Wright-Patterson is the third critical Air Force base walloped by extreme weather in just 8 months


Approximately 150 homes in the Prairies at Wright Field housing area were damaged, some significantly, during the storm that passed through the Dayton area late on May 27

(U.S. Air Force/Wes Farnsworth)

Editor's Note: This article by Oriana Pawlyk Harkins originally appeared onMilitary.com, a leading source of news for the military and veteran community.

Officials at Wright-Patterson Air Force Base, Ohio, are working to determine the extent of the damage done by a major storm system, including several suspected tornadoes, that hit the Dayton area Monday night.

Officials have so far determined that approximately 150 houses in an off-base, privatized housing area were damaged, as well as numerous vehicles, according to base spokeswoman Marie Vanover.
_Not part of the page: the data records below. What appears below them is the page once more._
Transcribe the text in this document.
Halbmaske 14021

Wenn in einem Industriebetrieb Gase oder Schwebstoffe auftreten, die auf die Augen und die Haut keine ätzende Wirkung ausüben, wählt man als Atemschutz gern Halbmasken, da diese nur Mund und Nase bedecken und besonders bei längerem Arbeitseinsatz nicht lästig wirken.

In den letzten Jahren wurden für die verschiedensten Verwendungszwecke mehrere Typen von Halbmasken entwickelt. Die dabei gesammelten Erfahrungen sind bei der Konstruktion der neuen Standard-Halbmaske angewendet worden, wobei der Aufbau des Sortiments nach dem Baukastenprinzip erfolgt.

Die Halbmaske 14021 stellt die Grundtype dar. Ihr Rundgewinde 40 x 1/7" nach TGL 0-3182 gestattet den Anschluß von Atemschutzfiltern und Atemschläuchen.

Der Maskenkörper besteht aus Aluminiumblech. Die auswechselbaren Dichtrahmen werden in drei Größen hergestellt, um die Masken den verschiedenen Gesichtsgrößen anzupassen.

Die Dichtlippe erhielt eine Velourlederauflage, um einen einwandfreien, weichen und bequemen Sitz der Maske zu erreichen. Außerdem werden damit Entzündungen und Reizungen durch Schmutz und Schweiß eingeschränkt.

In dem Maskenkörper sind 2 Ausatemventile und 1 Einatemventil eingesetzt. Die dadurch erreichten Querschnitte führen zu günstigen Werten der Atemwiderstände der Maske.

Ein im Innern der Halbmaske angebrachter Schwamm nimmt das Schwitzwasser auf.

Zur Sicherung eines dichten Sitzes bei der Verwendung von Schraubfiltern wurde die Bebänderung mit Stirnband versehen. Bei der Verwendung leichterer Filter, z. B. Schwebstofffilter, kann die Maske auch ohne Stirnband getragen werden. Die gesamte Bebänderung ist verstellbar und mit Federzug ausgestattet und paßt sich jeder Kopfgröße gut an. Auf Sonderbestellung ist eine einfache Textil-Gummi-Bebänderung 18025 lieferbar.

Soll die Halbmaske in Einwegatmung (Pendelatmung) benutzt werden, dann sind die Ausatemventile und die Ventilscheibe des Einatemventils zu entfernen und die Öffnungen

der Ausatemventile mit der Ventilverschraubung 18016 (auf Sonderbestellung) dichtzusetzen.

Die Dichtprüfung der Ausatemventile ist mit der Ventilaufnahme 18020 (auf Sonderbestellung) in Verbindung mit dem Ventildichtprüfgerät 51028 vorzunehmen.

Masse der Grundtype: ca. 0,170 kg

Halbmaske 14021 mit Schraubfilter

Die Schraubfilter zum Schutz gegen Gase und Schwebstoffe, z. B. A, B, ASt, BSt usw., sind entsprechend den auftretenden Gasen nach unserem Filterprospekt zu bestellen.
"A handful of the homes were significantly damaged" in the Prairies at Wright Field housing area, Vanover said Tuesday in an email. "Work crews are on site to help clear the area and continue their damage assessment."

Fire department personnel, Security Forces members and chaplains are going door to door to check on the safety of all residents and the condition of the structures, she said.

The main facilities on base, including the runway and parking ramps, were not severely impacted, Vanover said. The flight line was reopened after a thorough foreign object debris (FOD) inspection. The base is home to the Air Force Life Cycle Management Center and Air Force Materiel Command.

Vanover said one section of the hangar in the National Museum of the U.S. Air Force's Early Years gallery, which displays the Wright brothers' early concepts and aircraft up to the beginning of World War II, was damaged but added that no static aircraft or artifacts were harmed.

Officials are working to establish a claims center for military personnel who sustained damage from the storm, she said.

"We are also working with the privatized housing contractor to ensure any displaced residents have the support they need," she added.

(U.S. Air Force/Wes Farnsworth)

The suspected twisters that ripped through the area were part of a larger storm pattern across the U.S.

Storm reports published by the National Oceanic and Atmospheric Administration's Storm Prediction Center showed that 14 suspected tornadoes touched down in Indiana, 11 in Colorado and nine in Ohio, according to The Associated Press. Six tornadoes were reported in Iowa, five in Nebraska, four in Illinois, three in Minnesota and one in Idaho.

The damage to the Ohio facility makes it the third Air Force base to be damaged by weather in roughly eight months.

In October, Hurricane Michael, a Category 5 storm, hit Tyndall Air Force Base, Florida; in March, massive floods damaged Offutt Air Force Base, Nebraska.

Congress has yet to approve all the requested funding for the service to complete repairs to those bases.

Last week, the Senate passed a $19 billion disaster aid bill that would give the Defense Department the funds to continue working on Tyndall and Offutt, as well as Marine Corps Base Camp Lejeune, North Carolina, and other facilities across the U.S. impacted by wildfires, hurricanes and flooding.

The House, meanwhile, has been unable to pass the aid bill. Rep. Chip Roy, a Republican from Texas, on Friday blocked Democratic leaders' effort to pass the disaster measure without a recorded vote, citing immigration policy concerns.

"It's a bill that includes nothing to address the clear national emergency and humanitarian crisis on our southern border," Roy said, Defense News reported.

Rep. Thomas Massie, a Republican from Kentucky, blocked a second effort to pass the bill Tuesday.

"If the speaker of this House [Nancy Pelosi] felt that this was must-pass legislation, the speaker of this House should have called a vote on this legislation before sending its members on recess for 10 days," Massie said, as reported by Politico.

The Air Force has said that if supplemental funding is not granted soon, it will have to reallocate other funds through possibly damaging measures, such as by cutting 18,000 flight training hours starting Sept. 1."